Menuju konten utama

Kawal Putusan Presidential Threshold Jangan Sampai Diakali Rezim

Belajar dari aksi Peringatan Darurat RUU Pilkada pada Agustus 2024, putusan MK soal penghapusan presidential threshold 20 persen juga harus dikawal.

Kawal Putusan Presidential Threshold Jangan Sampai Diakali Rezim
Suasana sidang putusan uji materi undang-undang di Gedung Mahkamah Konstitusi, Jakarta, Kamis (2/1/2025). ANTARA FOTO/Fauzan/rwa.

tirto.id - Mahkamah Konstitusi (MK) melahirkan putusan penting di awal 2025 karena mencoret ketentuan presidential threshold 20 persen bagi pencalonan presiden dan wakil presiden. Kamis (2/1/2025), putusan ini dibacakan MK pada perkara 62/PUU-XXII/2024. Permohonan perkara dilayangkan sejumlah mahasiswa yakni Enika Maya Oktavia, Rizki Maulana Syafei, Faisal Nasirul Haq dan Tsalis Khoirul Fatna.

Sikap MK yang mengabulkan seluruhnya gugatan pemohon yang menguji norma Pasal 222 Undang-Undang Nomor 7 Tahun 2017 tentang Pemilu kali ini bisa disebut sebagai pemecah kebuntuan. Sebab dalam perkara-perkara sebelumnya yang menguji presidential threshold 20 persen, MK selalu konsisten menolak atau tidak menerima. Bahkan, dalam tiga perkara senada yang dilayangkan tiga pemohon lain dalam waktu yang bersamaan dengan perkara Nomor 62/2024, MK juga menolak ketiganya.

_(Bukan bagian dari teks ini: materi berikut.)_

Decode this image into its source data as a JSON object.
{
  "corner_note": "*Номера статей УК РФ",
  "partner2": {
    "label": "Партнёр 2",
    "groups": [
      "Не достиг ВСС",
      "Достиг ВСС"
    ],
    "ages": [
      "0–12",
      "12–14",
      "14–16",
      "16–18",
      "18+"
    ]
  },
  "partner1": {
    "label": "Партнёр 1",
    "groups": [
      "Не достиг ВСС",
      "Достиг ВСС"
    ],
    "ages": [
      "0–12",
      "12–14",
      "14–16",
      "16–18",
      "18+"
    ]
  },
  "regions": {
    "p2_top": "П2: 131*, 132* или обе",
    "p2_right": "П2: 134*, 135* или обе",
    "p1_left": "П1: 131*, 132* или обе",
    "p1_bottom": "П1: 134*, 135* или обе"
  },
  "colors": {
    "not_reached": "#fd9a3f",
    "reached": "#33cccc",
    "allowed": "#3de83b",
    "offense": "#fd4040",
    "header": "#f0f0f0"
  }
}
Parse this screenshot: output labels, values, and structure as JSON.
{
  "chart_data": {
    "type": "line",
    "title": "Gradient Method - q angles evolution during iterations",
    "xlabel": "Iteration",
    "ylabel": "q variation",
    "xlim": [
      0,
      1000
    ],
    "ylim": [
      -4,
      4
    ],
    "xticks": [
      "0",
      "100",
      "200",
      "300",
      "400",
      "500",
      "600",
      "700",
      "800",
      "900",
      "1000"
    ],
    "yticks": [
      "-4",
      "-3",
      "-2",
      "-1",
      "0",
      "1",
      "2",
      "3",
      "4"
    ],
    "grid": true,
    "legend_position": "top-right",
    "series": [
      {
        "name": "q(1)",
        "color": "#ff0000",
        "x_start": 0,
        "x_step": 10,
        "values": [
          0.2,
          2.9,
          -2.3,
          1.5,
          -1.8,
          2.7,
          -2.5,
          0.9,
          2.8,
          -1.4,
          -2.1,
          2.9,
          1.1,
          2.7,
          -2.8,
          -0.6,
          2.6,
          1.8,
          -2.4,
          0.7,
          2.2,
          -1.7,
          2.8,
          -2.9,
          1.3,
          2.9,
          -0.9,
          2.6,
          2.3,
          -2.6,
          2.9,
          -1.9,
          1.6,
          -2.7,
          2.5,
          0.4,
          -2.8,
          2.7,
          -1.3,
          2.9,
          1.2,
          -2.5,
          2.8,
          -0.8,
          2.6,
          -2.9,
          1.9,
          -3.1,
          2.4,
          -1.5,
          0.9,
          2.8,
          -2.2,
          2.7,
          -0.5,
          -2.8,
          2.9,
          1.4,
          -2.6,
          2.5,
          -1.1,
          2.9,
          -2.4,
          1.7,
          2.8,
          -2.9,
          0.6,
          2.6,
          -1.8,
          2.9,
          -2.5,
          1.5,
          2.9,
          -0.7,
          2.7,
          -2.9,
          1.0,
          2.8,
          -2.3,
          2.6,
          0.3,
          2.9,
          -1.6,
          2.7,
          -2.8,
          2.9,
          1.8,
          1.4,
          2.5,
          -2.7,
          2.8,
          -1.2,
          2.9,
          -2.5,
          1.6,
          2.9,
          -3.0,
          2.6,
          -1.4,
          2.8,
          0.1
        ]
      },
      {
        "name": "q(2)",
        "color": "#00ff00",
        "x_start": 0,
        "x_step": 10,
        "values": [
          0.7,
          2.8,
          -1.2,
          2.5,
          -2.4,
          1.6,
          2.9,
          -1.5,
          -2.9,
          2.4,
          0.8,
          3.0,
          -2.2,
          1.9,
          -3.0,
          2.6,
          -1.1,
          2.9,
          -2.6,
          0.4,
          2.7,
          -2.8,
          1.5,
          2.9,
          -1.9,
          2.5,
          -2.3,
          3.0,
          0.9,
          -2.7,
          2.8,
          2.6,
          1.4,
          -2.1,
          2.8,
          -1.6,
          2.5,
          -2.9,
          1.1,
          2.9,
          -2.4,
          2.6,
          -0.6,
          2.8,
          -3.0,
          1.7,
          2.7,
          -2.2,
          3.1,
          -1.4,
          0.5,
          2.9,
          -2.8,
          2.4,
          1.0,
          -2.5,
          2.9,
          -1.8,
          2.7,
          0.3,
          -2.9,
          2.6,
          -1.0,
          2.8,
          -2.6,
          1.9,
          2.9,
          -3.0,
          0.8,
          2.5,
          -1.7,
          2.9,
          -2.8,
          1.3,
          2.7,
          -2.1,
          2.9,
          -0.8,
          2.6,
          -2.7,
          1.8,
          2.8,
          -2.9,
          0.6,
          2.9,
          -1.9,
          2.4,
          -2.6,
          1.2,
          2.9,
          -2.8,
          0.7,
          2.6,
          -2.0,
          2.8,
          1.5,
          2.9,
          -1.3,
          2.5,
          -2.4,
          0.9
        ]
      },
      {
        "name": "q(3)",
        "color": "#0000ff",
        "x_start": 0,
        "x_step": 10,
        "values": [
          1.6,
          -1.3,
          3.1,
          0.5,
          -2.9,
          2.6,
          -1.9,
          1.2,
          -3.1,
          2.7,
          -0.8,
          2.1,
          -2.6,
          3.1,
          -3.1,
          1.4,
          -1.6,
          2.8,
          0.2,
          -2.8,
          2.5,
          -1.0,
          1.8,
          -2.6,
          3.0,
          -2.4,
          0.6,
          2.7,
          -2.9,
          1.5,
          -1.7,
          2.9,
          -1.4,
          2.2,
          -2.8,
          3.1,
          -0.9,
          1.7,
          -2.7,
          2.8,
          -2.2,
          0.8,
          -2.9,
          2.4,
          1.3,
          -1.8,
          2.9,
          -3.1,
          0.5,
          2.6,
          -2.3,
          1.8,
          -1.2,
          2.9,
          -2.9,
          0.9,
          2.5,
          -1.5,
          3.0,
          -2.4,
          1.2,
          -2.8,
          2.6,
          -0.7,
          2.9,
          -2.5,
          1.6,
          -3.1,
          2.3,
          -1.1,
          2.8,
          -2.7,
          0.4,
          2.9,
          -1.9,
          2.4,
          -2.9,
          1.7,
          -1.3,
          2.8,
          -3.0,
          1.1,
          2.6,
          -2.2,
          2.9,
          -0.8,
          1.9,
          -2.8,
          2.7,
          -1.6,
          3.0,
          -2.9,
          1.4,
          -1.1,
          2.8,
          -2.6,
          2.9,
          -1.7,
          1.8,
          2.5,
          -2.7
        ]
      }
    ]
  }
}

Sejak 2014 hingga awal 2025, MK sudah menolak 35 perkara berkaitan dengan ketentuan ambang batas pencalonan presiden dan wakil presiden sebesar 20 persen. Sebelum UU Nomor 7/2017 tentang Pemilu dilahirkan, pemohon menyasar Undang-Undang Nomor 42 Tahun 2008 tentang Pemilihan Umum Presiden dan Wakil Presiden yang mengatur aturan yang sama soal ambang batas 20 persen bagi calon presiden dan wakil presiden.

Sejumlah partai politik (parpol) dan pengamat hukum konstitusi menilai putusan MK sebagai sebuah angin segar. Dalam amar putusan, MK menegaskan Pasal 222 UU Nomor 7 Tahun 2017 tentang Pemilu bertentangan dengan UUD Negara Republik Indonesia Tahun 1945 dan tidak mempunyai kekuatan hukum mengikat. Dalam putusan perkara nomor 62/2024 ini, MK memberikan lima pedoman rekayasa konstitusional yang bisa dijalankan pembentuk UU – Pemerintah dan DPR RI – dalam menyusun revisi UU Pemilu.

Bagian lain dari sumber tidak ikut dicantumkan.